Payments made under operating leases are recognised in profit or loss on a straight-line basis over the term
of the lease. Lease incentives received are recognised in profit or loss as an integral part of the total lease
expense, over the term of the lease. Contingent rentals are charged to profit or loss in the reporting period in
which they are incurred.
In respect of a subsidiary in Indonesia, prepaid lease payments include land use rights which represent location
permit, plantation license and cultivation rights title over the plantation land. The land use rights are amortised
using straight-line method over the legal terms of the related land use rights.
Leasehold land which in substance is an operating lease is classified as prepaid lease payments.
(f) Intangible assets
(i) Goodwill
Goodwill arises on business combinations is measured at cost less any accumulated impairment losses. In
respect of equity-accounted associates, the carrying amount of goodwill is included in the carrying amount of
the investment and an impairment loss on such an investment is not allocated to any asset, including goodwill,
that forms part of the carrying amount of the equity-accounted associates.
(ii) Research and development
Expenditure on research activities, undertaken with the prospect of gaining new scientific or technical
knowledge and understanding, is recognised in profit or loss as incurred.
Expenditure on development activities, whereby the application of research findings are applied to a plan or
design for the production of new or substantially improved products and processes, is capitalised only if
development costs can be measured reliably, the product or process is technically and commercially feasible,
future economic benefits are probable and the Group intends to and has sufficient resources to complete
development and to use or sell the asset.
The expenditure capitalised includes the cost of materials, direct labour and overheads costs that are directly
attributable to preparing the asset for its intended use.
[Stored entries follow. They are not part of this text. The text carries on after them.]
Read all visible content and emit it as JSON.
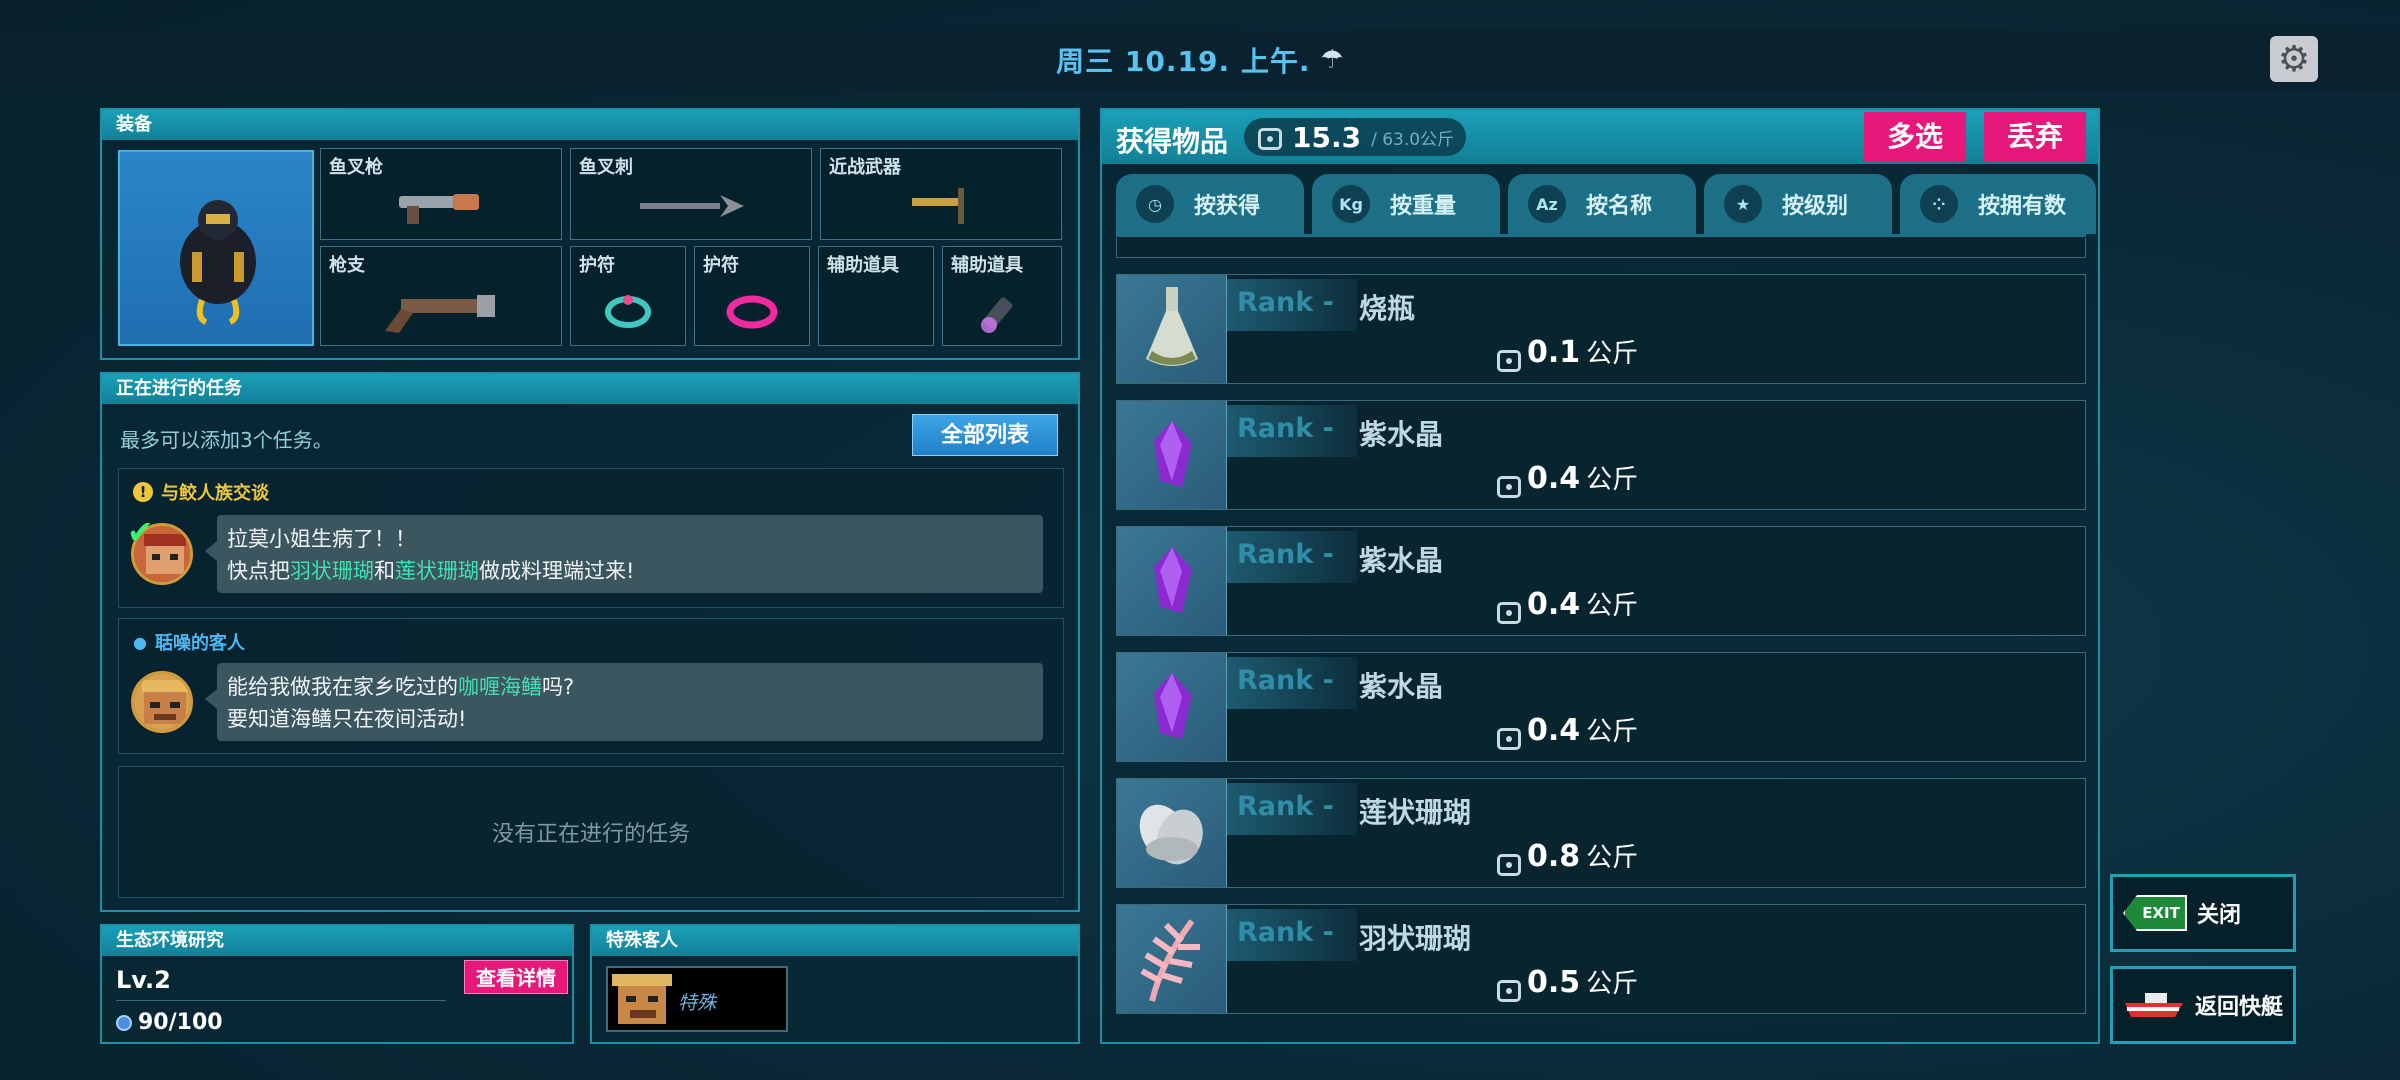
{
  "header": {
    "date": "周三 10.19. 上午.",
    "weather_icon": "rain-cloud-icon",
    "settings_icon": "gear-icon"
  },
  "equipment": {
    "title": "装备",
    "slots": [
      {
        "label": "鱼叉枪",
        "icon": "harpoon-gun-icon"
      },
      {
        "label": "鱼叉刺",
        "icon": "harpoon-spear-icon"
      },
      {
        "label": "近战武器",
        "icon": "pickaxe-icon"
      },
      {
        "label": "枪支",
        "icon": "rifle-icon"
      },
      {
        "label": "护符",
        "icon": "bracelet-icon"
      },
      {
        "label": "护符",
        "icon": "pink-band-icon"
      },
      {
        "label": "辅助道具",
        "icon": ""
      },
      {
        "label": "辅助道具",
        "icon": "flashlight-icon"
      }
    ]
  },
  "quests": {
    "title": "正在进行的任务",
    "hint": "最多可以添加3个任务。",
    "list_button": "全部列表",
    "items": [
      {
        "title": "与鲛人族交谈",
        "line1": "拉莫小姐生病了！！",
        "line2_pre": "快点把",
        "hl1": "羽状珊瑚",
        "mid": "和",
        "hl2": "莲状珊瑚",
        "line2_post": "做成料理端过来!"
      },
      {
        "title": "聒噪的客人",
        "line1_pre": "能给我做我在家乡吃过的",
        "hl1": "咖喱海鳝",
        "line1_post": "吗?",
        "line2": "要知道海鳝只在夜间活动!"
      }
    ],
    "empty_text": "没有正在进行的任务"
  },
  "eco": {
    "title": "生态环境研究",
    "level": "Lv.2",
    "progress": "90/100",
    "detail_button": "查看详情"
  },
  "guest": {
    "title": "特殊客人",
    "tag": "特殊"
  },
  "inventory": {
    "title": "获得物品",
    "weight": "15.3",
    "capacity": "/ 63.0公斤",
    "multi_select": "多选",
    "discard": "丢弃",
    "sort_tabs": [
      {
        "label": "按获得",
        "icon": "clock-icon",
        "glyph": "◷"
      },
      {
        "label": "按重量",
        "icon": "kg-icon",
        "glyph": "Kg"
      },
      {
        "label": "按名称",
        "icon": "az-icon",
        "glyph": "Az"
      },
      {
        "label": "按级别",
        "icon": "star-icon",
        "glyph": "★"
      },
      {
        "label": "按拥有数",
        "icon": "dots-icon",
        "glyph": "⁘"
      }
    ],
    "rank_label": "Rank -",
    "unit": "公斤",
    "items": [
      {
        "name": "烧瓶",
        "weight": "0.1",
        "icon": "flask-icon"
      },
      {
        "name": "紫水晶",
        "weight": "0.4",
        "icon": "amethyst-icon"
      },
      {
        "name": "紫水晶",
        "weight": "0.4",
        "icon": "amethyst-icon"
      },
      {
        "name": "紫水晶",
        "weight": "0.4",
        "icon": "amethyst-icon"
      },
      {
        "name": "莲状珊瑚",
        "weight": "0.8",
        "icon": "lotus-coral-icon"
      },
      {
        "name": "羽状珊瑚",
        "weight": "0.5",
        "icon": "feather-coral-icon"
      }
    ]
  },
  "side_buttons": {
    "close": "关闭",
    "exit_sign": "EXIT",
    "return_boat": "返回快艇"
  }
}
For qualifying assets, borrowing costs are capitalised
in accordance with the accounting policy on borrowing costs. Other development expenditure is recognised in
profit or loss as incurred.
Capitalised development expenditure is measured at cost less any accumulated amortisation and any
accumulated impairment losses.
(iii) Other intangible assets
Intangible assets, other than goodwill, that are acquired by the Group, which have finite useful lives, are
measured at cost less any accumulated amortisation and any accumulated impairment losses.